AUTHOR=Sánchez-Urtaza Sandra , Ocampo-Sosa Alain , Rodríguez-Grande Jorge , El-Kholy Mohammed A. , Shawky Sherine M. , Alkorta Itziar , Gallego Lucia
TITLE=Plasmid content of carbapenem resistant Acinetobacter baumannii isolates belonging to five International Clones collected from hospitals of Alexandria, Egypt
JOURNAL=Frontiers in Cellular and Infection Microbiology
VOLUME=13
YEAR=2024
URL=https://www.frontiersin.org/journals/cellular-and-infection-microbiology/articles/10.3389/fcimb.2023.1332736
DOI=10.3389/fcimb.2023.1332736
ISSN=2235-2988
ABSTRACT=
Multidrug resistant Acinetobacter baumannii is one of the most important nosocomial pathogens worldwide. During the last decades it has become a major threat for healthcare settings due to the high antibiotic resistance rates among these isolates. Many resistance determinants are coded by conjugative or mobilizable plasmids, facilitating their dissemination. The majority of plasmids harbored by Acinetobacter species are less than 20 Kb, however, high molecular weight elements are the most clinically relevant since they usually contain antibiotic resistance genes. The aim of this work was to describe, classify and determine the genetic content of plasmids harbored by carbapem resistant A. baumannii isolates belonging to predominant clonal lineages circulating in hospitals from Alexandria, Egypt.

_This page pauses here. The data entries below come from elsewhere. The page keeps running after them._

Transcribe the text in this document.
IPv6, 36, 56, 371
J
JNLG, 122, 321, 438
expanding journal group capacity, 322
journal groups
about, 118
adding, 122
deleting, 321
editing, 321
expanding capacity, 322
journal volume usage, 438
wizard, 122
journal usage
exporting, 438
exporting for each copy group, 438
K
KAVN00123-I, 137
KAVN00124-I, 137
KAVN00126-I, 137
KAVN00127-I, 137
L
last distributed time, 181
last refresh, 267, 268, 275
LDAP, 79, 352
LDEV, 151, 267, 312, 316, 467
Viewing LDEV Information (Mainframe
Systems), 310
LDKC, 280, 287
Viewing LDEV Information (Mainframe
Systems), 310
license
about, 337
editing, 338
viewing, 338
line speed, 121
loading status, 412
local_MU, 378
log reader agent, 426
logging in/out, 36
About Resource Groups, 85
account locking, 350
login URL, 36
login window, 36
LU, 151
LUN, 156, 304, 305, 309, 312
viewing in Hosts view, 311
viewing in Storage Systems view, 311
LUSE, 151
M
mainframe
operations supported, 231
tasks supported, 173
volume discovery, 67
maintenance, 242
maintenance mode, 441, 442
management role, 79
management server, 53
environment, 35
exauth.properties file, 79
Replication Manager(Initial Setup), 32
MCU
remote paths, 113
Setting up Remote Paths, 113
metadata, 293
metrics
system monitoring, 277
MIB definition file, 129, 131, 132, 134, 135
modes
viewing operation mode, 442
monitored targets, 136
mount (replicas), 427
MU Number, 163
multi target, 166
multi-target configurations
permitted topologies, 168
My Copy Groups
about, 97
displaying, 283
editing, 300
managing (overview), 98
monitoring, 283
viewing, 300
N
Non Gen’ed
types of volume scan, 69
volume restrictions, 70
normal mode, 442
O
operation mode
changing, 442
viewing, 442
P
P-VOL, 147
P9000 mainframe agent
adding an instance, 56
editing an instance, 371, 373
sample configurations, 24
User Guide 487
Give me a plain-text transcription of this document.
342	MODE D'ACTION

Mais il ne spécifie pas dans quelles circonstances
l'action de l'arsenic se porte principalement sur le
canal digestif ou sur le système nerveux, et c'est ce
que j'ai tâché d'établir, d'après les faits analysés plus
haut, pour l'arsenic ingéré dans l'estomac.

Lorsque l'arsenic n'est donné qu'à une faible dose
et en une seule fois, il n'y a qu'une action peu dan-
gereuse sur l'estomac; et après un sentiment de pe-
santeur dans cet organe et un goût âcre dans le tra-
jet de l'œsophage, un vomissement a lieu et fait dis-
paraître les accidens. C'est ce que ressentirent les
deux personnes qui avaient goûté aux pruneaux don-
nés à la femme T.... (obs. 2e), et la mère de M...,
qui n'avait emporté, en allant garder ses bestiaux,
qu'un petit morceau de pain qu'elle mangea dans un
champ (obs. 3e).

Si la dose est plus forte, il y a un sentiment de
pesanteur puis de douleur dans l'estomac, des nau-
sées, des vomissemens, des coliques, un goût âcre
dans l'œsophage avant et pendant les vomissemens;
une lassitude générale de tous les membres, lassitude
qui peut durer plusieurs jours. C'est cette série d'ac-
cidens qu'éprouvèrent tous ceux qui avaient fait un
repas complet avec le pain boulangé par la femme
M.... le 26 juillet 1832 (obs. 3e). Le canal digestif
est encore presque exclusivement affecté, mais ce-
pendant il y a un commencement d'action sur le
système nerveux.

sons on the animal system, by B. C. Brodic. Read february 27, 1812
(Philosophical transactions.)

The isolates were subjected to S1-Pulsed Field Gel Electrophoresis experiments to identify high molecular weight plasmids. To further analyze the plasmid content and the genetic localization of the antibiotic resistance genes, isolates were sequenced by Illumina Miseq and MinION Mk1C and a hybrid assembly was performed using Unicycler v0.5.0. Plasmids were detected with MOBsuite 3.0.3 and Copla.py v.1.0 and mapped using the online software Proksee.ca. Replicase genes were further analyzed through a BLAST against the Acinetobacter Plasmid Typing database. Eleven plasmids ranging in size from 4.9 to 205.6 Kb were characterized and mapped. All isolates contained plasmids, and, in many cases, more than two elements were identified. Antimicrobial resistance genes such as blaOXA-23, blaGES-like, aph(3’)-VI and qacEΔ1 were found in likely conjugative large plasmids; while virulence determinants such as septicolysin or TonB-dependent receptors were identified in plasmids of small size. Some of these resistance determinants were, in turn, located within transposons and class 1 integrons. Among the identified plasmids, the majority encoded proteins belonging to the Rep_3 family, but replicases of the RepPriCT_1 (Aci6) family were also identified. Plasmids are of high interest as antibiotic resistance control tools, since they may be used as genetic markers for antibiotic resistance and virulence, and also as targets for the development of compounds that can inhibit transfer processes.